Two suspected improvised explosive devices detonated at intervals at the Jolo Catholic cathedral in the Mindanao region, according to the Autonomous Region of Muslim Mindanao. At least 81 people have been wounded, authorities said, including 14 soldiers of the Armed Forces of the Philippines and two Philippine National Police officers.
The first device went off inside the cathedral, and the second one targeted nearby soldiers who rushed to help the victims of the first explosion, Armed Forces of the Philippines spokesman Brig. Gen. Edgard Arevalo said.
ISIS claimed responsibility for the bombings via its Amaq News Agency. Shortly after the Amaq report, ISIS’ “East Asia Province” also issued a formal communique for the twin suicide bombings.
ISIS did not provide evidence for its claim, nor can CNN independently verify it.
This terrorist attack was also mentioned in a March 2019 follow-up report from the New York Times about the rise of ISIS in the Philippines. The Associated Press also mentioned this incident in an article about terrorist attacks at houses of worship in the days following the massacres at two mosque in Christchurch, New Zealand.

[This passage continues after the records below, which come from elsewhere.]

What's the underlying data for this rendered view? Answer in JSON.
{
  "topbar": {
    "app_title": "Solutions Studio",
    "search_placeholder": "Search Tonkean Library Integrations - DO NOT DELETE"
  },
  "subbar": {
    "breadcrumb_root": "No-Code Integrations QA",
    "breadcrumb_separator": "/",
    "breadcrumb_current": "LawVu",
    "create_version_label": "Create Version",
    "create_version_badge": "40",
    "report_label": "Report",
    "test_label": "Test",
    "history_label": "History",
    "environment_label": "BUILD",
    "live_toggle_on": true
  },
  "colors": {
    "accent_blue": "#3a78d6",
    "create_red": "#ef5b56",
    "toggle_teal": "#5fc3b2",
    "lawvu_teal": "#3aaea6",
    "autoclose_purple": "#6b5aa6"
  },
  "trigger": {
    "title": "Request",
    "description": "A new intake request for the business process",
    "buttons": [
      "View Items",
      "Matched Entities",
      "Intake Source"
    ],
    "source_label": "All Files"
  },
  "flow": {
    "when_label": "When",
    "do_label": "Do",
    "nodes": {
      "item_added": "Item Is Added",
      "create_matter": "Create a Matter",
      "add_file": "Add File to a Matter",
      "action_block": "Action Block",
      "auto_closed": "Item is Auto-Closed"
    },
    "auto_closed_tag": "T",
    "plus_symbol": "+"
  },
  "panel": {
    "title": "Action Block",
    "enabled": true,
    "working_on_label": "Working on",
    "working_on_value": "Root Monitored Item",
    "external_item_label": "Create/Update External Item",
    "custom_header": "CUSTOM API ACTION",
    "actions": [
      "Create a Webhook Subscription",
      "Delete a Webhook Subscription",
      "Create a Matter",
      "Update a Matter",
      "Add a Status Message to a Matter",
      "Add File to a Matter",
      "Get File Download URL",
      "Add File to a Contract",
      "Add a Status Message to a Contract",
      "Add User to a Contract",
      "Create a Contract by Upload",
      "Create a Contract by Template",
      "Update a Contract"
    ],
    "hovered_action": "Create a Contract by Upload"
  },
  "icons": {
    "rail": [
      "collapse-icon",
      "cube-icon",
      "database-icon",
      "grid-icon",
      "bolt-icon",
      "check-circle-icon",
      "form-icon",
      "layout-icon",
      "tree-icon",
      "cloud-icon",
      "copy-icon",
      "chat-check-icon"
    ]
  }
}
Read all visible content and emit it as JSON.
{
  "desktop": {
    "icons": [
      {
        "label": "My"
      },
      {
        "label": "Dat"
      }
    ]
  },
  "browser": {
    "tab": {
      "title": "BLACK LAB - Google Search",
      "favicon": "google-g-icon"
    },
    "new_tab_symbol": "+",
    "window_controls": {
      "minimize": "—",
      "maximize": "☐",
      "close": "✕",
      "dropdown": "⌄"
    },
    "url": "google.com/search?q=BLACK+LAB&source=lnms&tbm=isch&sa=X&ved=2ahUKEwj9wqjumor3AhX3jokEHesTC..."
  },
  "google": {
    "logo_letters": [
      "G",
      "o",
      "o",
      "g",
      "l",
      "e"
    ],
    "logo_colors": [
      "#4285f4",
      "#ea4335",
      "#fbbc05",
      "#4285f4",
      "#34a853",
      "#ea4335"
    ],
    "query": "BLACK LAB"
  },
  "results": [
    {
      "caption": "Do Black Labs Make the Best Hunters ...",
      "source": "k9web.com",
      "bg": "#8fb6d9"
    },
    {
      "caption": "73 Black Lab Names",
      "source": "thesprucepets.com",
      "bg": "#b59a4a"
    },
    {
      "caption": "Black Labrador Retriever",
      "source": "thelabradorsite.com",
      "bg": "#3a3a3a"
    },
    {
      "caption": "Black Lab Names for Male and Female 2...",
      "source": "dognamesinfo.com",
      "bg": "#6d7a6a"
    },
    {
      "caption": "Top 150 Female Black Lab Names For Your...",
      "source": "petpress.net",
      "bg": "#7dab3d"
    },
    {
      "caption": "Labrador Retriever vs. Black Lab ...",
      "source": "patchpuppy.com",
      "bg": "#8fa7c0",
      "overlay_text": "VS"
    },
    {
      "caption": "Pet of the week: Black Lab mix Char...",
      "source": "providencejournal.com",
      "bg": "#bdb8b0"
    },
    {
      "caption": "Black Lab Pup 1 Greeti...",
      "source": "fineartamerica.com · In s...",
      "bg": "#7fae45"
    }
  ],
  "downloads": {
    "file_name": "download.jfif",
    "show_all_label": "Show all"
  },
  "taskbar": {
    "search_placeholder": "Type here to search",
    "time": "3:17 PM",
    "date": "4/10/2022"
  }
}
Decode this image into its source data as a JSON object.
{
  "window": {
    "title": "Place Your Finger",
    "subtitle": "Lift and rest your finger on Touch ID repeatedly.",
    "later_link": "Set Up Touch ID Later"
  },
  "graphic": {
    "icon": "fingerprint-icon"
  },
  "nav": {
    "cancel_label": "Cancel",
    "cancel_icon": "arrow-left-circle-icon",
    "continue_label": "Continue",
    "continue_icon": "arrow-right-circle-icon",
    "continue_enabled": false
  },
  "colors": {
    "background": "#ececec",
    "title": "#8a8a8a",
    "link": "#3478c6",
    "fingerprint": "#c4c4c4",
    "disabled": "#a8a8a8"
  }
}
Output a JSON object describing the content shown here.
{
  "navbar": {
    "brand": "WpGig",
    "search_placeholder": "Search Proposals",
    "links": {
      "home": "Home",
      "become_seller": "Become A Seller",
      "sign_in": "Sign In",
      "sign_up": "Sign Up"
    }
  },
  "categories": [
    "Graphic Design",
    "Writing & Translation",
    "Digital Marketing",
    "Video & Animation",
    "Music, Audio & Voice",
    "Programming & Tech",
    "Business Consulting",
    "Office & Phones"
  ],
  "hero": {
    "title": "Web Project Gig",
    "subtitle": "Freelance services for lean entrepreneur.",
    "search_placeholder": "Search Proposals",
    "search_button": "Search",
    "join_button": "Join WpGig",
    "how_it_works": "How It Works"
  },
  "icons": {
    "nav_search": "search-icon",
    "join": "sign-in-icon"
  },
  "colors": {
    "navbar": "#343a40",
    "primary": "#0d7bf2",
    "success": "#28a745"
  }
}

It is worth noting that the Catholic Bishops’ Conference of the Philippines released a statement in the aftermath of the January 2019 bombing that condemned extremism, not Muslims. In fact, the Catholic Bishops called for Muslims and Catholics to join together in advocacy against violent extremism:
We condole with the families of the several soldiers and civilians who were killed by the explosions. We also express our sympathies with those who were wounded and extend our solidarity with the rest of the church-goers inside the Cathedral and the rest of the church community in the Apostolic Vicariate of Jolo.
At the same time, we condemn this act of terrorism that has taken place only a few days after the plebiscite on the Bangsamoro Organic Law.
As we begin a new phase in the peace process with the creation of the Bangsamoro Autonomous Region in Muslim Mindanao (BARRM), we ask our Christian brethren to join hands with all peace-loving Muslim and Indigenous People communities in the advocacy against violent extremism.
May all our religions of peace guide us in our quest for a brighter future for the peoples of Mindanao.